Drilling DOES Mean Jobs for Pennsylvania

On Tuesday, March 13, 2012 0 comments

The impact Marcellus Shale natural gas drilling has had on Pennsylvania's economy has been a controversial topic - in fact it has even been the heart of political debates. One report, released on Monday by Wells Fargo economists says the drilling DID have a measurable effect on Pennsylvania's economy in fact, so much so that it could generate more than 200,000 additional jobs by 2020.

Pennsylvania has added 130,000 jobs since employment bottomed out in February 2010, one-third of them in education and health care, said the report by Wells Fargo Securities' economics group. The state's economy is growing faster than it did at any point during the past decade, it said.

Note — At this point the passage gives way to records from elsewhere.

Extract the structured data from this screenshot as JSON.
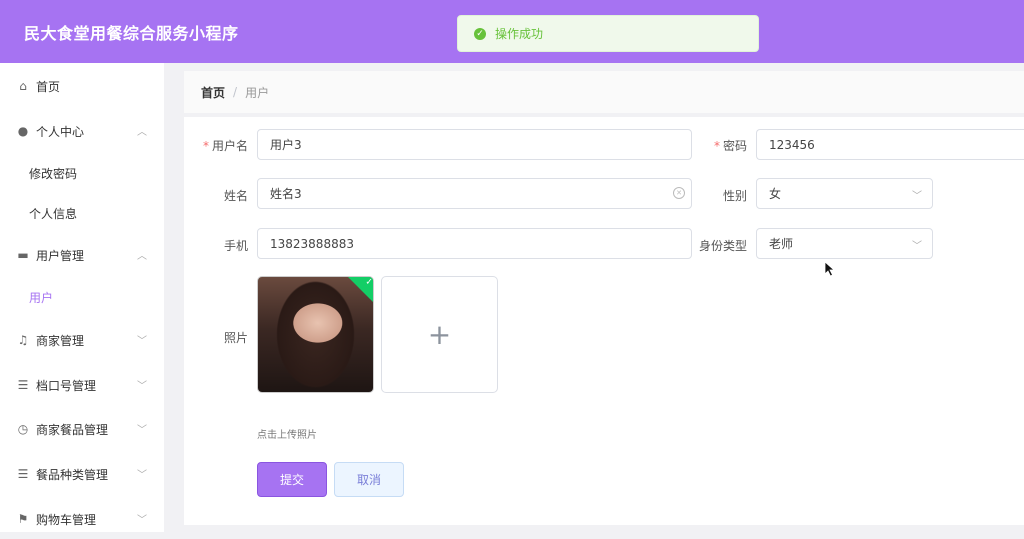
{
  "header": {
    "title": "民大食堂用餐综合服务小程序"
  },
  "toast": {
    "message": "操作成功"
  },
  "sidebar": {
    "items": [
      {
        "label": "首页",
        "icon": "home-icon"
      },
      {
        "label": "个人中心",
        "icon": "user-icon",
        "expanded": true,
        "children": [
          "修改密码",
          "个人信息"
        ]
      },
      {
        "label": "用户管理",
        "icon": "briefcase-icon",
        "expanded": true,
        "children": [
          "用户"
        ]
      },
      {
        "label": "商家管理",
        "icon": "bell-icon"
      },
      {
        "label": "档口号管理",
        "icon": "list-icon"
      },
      {
        "label": "商家餐品管理",
        "icon": "compass-icon"
      },
      {
        "label": "餐品种类管理",
        "icon": "list-icon"
      },
      {
        "label": "购物车管理",
        "icon": "flag-icon"
      }
    ],
    "active": "用户"
  },
  "breadcrumb": {
    "home": "首页",
    "separator": "/",
    "current": "用户"
  },
  "form": {
    "username": {
      "label": "用户名",
      "value": "用户3"
    },
    "password": {
      "label": "密码",
      "value": "123456"
    },
    "name": {
      "label": "姓名",
      "value": "姓名3"
    },
    "gender": {
      "label": "性别",
      "value": "女"
    },
    "phone": {
      "label": "手机",
      "value": "13823888883"
    },
    "identity": {
      "label": "身份类型",
      "value": "老师"
    },
    "photo": {
      "label": "照片",
      "hint": "点击上传照片",
      "add_symbol": "+"
    },
    "submit_label": "提交",
    "cancel_label": "取消"
  },
  "colors": {
    "primary": "#a673f2",
    "success": "#67c23a",
    "required": "#f56c6c"
  }
}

Although the natural resources and mining sector employs fewer than 1 percent of the state's workforce, it accounted for 8 percent of recent job growth, the study said.

Employment in the 14 counties where drilling is most prevalent is already above its pre-recession peak, a result the study ties to the economic impact of natural gas drilling. For every percentage point of employment growth in shale counties, employment in Pennsylvania's other counties rises by 0.27 percent, the study found.

The result was surprising at first, said Wells Fargo economist and study co-author Jay Bryson, but the model fits the data and there is considerable anecdotal evidence corroborating the conclusions.

The study calculated optimistic, pessimistic and midpoint scenarios for Pennsylvania employment through 2020. The midpoint scenario predicts employment growth of 570,000 jobs, of which 200,000 can be attributed to the shale industry and its spillover effects.